In light of the recent Hurricane Sandy, the Burlington Book Festival gives you a look back to the stormy September day when author Barbara Walsh read from her book, August Gale, which chronicles two stormy tales: one of a deadly Newfoundland hurricane and the fisherman caught out to sea in it; the other, a story of the author’s mysterious grandfather and how his abandonment of his family has left an everlasting impression not only on his son, but also on the author herself.
Read on to find out about Barbara Walsh’s reading at the Burlington Book Festival, told from the perspective of Champlain College professional writing major Taylor Covington.
Now, to be fair, the setting of the room could not have been more perfect. We, a motley crew of young and old, sat in the Great Room, a room at the end of the building that overlooked the shifting waters of Lake Champlain. That day, the rain poured, the green lake lashed against the shore, and boats of all sizes shivered to stay above the waves. In a word, everything was grey.I’ve been to several author readings at the Texan Writer’s Convention, the Armadillo-Con, and yes, I sat and could imagine every sword, every rough cut, and every pixie sneeze. However, this all changed when Barbara Walsh opened her latest book, August Gale. Once she began reading, you could damn near smell the brine coming from the deck of the schooner.

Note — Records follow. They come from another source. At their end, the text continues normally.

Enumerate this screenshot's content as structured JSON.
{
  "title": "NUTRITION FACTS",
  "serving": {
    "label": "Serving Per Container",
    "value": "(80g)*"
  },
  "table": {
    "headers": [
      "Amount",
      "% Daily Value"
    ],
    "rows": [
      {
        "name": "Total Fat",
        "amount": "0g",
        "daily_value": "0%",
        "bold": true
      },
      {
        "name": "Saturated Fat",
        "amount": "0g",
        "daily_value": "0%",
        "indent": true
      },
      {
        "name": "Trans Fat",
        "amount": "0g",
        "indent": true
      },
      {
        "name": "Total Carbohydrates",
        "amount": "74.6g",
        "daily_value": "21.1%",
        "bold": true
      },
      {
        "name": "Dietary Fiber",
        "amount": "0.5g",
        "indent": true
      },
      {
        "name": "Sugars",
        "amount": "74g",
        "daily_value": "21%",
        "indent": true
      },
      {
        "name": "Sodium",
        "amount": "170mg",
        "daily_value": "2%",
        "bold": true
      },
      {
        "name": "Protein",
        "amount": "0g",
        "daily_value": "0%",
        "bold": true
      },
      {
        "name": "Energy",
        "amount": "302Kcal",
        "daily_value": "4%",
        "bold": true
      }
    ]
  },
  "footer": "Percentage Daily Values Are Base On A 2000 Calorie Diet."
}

The weather was on Barbara’s side that day, working with her to set her scene, and not against her, like the poor souls in her novel. She stood in front of us in a nice, pressed, buttoned jacket and black pumps.
She was neither a tall nor unfriendly woman, but without a doubt, she had seen the truly spectacular: the gifted or terrible side of human nature. Her eyes were hard. Not in a cruel way, mind you, but she was tough enough to carry the weight of the truth about prison, about alcoholism and suicide, about the mistreatment of children. She did her job and wrote their stories, but if you squinted, you could still see the tear lines etched on her Irish skin.
It was a hard thing to write, Barbara told us, referring to the memoir. It was a story about her father¹s father, the man who abandoned his family in the middle of the night to father a different set of people entirely. She feared what unearthing the truth might mean, what it might do, who they might meet in the process. This memoir meant uniting a broken Irish family, a lineage of proud people, and pride was most likely the first family bauble to be broken in her search for the truth, Barbara feared.
However, as the stories became words on paper, and chapter after chapter appeared in a lengthy manuscript, it suddenly became apparent that neither side of the family held grudges, and the people in Marystown, Newfoundland had suffered a strange parallel. On that night in August, forty-two people became children in a single-parent household. Their father’s disappearances left them with questions, heartbreak, and memories that didn’t seem to add up. Barbara Walsh said that her own father, the one whose father disappeared by choice, was just as orphaned as the children of the men lost at sea.
She read to us in a straight voice, one as steady and thorough as she was. Bits of a briny Irish accent peaked through, the words as green and wet as Ireland herself. She told us of Captain Paddy, his schooner, and the panic of his forty-two crew members as an apocalyptic storm set in. The rain tapped at the windows as a reminder that it could have been our fathers, our grandfathers, our brothers that the sea opened up and swallowed whole.
When she finished, a foghorn blared across the open lake waters, rousing us from a frightened memory, and echoed in the background as our applause rocked the house.